- From: Masayasu Ishikawa <mimasa@w3.org>
- Date: Fri, 07 Dec 2001 21:55:30 +0900 (JST)
- To: huftis@bigfoot.com
- Cc: www-validator@w3.org
Karl Ove Hufthammer <huftis@bigfoot.com> wrote: > Testcase: > <URL: http://home.no.net/huftis/kritikk/false-encoding.html > > > This document is an XHTML 1.1 document with no XML declaration. > No 'charset' parameter is sent by HTTP, therefore, the document > uses the character encoding 'UTF-8' (the default for all > X(HT)ML documents). No. You used 'text/html' for your document, then RFC 2854 [1] applies. The 'text/html' media type registration itself doesn't define the default value for the charset parameter, and as noted in "6. Charset default rules" of RFC 2854, RFC 2616 [2] section 3.7.1 defines that "media subtypes of the 'text' type are defined to have a default charset value of 'ISO-8859-1'" (for good or bad). Section 5.2.2 of the HTML 4 spec [3] further says that "[i]n practice, this recommendation has proved useless ... Therefore, user agents must not assume any default value for the "charset" parameter". Note that even for 'text/xml', UTF-8 is not the default.
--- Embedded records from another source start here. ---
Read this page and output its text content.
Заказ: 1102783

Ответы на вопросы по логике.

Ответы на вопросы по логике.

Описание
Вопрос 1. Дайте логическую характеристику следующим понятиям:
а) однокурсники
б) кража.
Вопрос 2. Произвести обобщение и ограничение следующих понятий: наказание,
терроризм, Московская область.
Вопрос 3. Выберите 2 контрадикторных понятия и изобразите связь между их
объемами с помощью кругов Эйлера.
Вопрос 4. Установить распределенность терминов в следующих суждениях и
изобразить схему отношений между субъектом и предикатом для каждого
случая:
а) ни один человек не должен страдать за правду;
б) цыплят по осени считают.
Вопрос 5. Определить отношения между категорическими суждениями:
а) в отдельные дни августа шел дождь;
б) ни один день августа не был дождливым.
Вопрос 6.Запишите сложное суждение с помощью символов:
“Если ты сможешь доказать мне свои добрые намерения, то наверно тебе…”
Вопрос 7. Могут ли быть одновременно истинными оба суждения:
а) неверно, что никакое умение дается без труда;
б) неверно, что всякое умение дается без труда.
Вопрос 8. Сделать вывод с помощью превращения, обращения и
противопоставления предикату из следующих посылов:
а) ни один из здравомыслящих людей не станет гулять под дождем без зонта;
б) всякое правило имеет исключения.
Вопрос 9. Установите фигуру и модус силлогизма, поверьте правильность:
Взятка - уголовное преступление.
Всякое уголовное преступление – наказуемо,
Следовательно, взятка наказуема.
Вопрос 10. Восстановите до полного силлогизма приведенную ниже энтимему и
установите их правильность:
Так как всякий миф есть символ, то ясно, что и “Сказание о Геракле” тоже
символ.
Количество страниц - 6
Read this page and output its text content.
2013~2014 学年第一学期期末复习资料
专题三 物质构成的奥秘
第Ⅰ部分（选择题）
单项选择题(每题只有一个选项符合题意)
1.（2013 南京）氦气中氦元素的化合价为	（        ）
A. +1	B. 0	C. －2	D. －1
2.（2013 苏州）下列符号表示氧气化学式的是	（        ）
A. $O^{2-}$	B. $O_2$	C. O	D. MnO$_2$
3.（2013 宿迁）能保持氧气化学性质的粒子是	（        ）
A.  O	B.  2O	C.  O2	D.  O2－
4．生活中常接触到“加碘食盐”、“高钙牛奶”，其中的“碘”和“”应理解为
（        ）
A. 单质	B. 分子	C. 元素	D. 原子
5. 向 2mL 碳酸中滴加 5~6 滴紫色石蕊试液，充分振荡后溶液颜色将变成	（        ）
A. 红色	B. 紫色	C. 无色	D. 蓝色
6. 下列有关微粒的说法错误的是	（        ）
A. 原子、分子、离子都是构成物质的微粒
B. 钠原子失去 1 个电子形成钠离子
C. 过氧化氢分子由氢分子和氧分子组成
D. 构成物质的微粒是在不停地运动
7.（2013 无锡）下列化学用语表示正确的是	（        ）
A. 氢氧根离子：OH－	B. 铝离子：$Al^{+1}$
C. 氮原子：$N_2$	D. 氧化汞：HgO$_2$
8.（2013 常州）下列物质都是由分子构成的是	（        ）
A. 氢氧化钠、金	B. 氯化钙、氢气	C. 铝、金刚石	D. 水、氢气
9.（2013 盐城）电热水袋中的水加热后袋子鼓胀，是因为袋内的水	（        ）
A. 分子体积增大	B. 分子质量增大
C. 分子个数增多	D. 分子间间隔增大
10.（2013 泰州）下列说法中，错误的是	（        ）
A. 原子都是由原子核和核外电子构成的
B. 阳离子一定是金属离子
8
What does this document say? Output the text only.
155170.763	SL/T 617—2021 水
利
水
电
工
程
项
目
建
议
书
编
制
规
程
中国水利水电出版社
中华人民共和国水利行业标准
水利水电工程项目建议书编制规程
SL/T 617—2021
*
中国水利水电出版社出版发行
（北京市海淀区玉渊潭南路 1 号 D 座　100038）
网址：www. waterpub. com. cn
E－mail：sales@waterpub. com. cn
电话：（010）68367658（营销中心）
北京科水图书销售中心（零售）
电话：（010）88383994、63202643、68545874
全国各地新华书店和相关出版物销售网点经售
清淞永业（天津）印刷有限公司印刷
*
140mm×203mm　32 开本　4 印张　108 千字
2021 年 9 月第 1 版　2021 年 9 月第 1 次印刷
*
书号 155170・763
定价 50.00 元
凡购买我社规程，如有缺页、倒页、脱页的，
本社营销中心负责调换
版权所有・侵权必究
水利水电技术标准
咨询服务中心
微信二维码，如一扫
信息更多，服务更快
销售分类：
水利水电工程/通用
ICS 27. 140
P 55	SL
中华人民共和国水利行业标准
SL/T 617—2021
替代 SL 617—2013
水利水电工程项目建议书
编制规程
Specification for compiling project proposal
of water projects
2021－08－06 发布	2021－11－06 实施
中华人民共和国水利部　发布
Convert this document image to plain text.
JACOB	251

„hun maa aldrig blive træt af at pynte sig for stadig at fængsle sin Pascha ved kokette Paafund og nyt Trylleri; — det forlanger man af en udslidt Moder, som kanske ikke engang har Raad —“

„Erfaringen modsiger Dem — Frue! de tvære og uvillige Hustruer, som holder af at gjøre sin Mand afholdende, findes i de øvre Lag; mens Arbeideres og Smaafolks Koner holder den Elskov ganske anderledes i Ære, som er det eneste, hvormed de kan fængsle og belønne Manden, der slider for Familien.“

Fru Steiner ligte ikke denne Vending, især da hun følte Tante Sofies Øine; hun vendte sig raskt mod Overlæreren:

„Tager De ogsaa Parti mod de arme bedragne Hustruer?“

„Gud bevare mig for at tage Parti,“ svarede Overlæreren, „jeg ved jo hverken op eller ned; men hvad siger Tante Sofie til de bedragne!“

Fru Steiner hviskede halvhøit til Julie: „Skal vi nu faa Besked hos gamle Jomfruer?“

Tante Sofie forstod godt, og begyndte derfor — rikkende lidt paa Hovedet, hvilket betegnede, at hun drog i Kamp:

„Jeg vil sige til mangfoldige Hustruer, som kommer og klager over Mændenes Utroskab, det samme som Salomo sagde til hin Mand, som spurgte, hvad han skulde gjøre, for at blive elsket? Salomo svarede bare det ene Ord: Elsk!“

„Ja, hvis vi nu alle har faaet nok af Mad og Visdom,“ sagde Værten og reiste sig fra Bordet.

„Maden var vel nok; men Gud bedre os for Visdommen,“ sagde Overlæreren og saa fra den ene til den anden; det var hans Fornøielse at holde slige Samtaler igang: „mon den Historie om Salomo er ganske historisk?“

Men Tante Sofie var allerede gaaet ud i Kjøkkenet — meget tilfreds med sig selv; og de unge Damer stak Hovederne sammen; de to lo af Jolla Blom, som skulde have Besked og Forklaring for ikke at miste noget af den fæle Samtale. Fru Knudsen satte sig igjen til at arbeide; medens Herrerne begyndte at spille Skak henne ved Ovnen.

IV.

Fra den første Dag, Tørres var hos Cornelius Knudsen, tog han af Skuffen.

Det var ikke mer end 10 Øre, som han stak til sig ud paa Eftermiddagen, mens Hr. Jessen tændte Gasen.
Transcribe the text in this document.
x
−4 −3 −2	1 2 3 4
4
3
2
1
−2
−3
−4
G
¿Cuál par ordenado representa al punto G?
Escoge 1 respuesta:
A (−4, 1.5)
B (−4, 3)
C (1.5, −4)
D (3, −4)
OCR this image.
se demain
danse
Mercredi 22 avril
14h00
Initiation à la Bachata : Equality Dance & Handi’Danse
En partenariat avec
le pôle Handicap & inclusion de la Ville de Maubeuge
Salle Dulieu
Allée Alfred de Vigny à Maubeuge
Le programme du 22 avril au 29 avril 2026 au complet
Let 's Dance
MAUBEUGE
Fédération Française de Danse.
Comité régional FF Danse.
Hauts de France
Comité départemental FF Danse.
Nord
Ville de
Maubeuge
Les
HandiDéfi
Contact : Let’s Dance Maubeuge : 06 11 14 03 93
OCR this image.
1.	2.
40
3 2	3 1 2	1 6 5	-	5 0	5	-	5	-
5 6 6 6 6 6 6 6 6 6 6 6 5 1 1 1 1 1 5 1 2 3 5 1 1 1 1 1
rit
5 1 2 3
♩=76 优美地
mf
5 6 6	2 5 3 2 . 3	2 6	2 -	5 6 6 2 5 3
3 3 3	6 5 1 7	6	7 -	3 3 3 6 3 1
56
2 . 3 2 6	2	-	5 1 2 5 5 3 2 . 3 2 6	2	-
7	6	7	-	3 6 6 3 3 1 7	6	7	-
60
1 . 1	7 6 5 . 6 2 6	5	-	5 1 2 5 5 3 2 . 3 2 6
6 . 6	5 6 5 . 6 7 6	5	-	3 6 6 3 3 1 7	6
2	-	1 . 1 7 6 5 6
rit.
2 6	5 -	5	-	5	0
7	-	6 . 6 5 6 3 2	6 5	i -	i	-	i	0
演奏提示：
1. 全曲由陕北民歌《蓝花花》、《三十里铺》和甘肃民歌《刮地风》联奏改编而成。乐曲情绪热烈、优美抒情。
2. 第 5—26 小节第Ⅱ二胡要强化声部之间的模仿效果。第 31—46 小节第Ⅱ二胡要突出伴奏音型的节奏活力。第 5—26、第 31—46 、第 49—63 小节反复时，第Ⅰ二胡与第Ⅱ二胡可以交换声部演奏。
As defined in section 3.1 of RFC 3023 [4], the default charset value for the 'text/xml' media type is US-ASCII. Both RFC 2854 and RFC 3023 recommend UTF-8 as a recommended (not a default) value, but more importantly, both RFC *strongly* recommend to add an explicit charset parameter to avoid confusion. [1] http://www.rfc-editor.org/rfc/rfc2854.txt [2] http://www.rfc-editor.org/rfc/rfc2616.txt [3] http://www.w3.org/TR/html4/charset.html#h-5.2.2 [4] http://www.rfc-editor.org/rfc/rfc3023.txt Regards, -- Masayasu Ishikawa / mimasa@w3.org W3C - World Wide Web Consortium
Received on Friday, 7 December 2001 07:55:37 UTC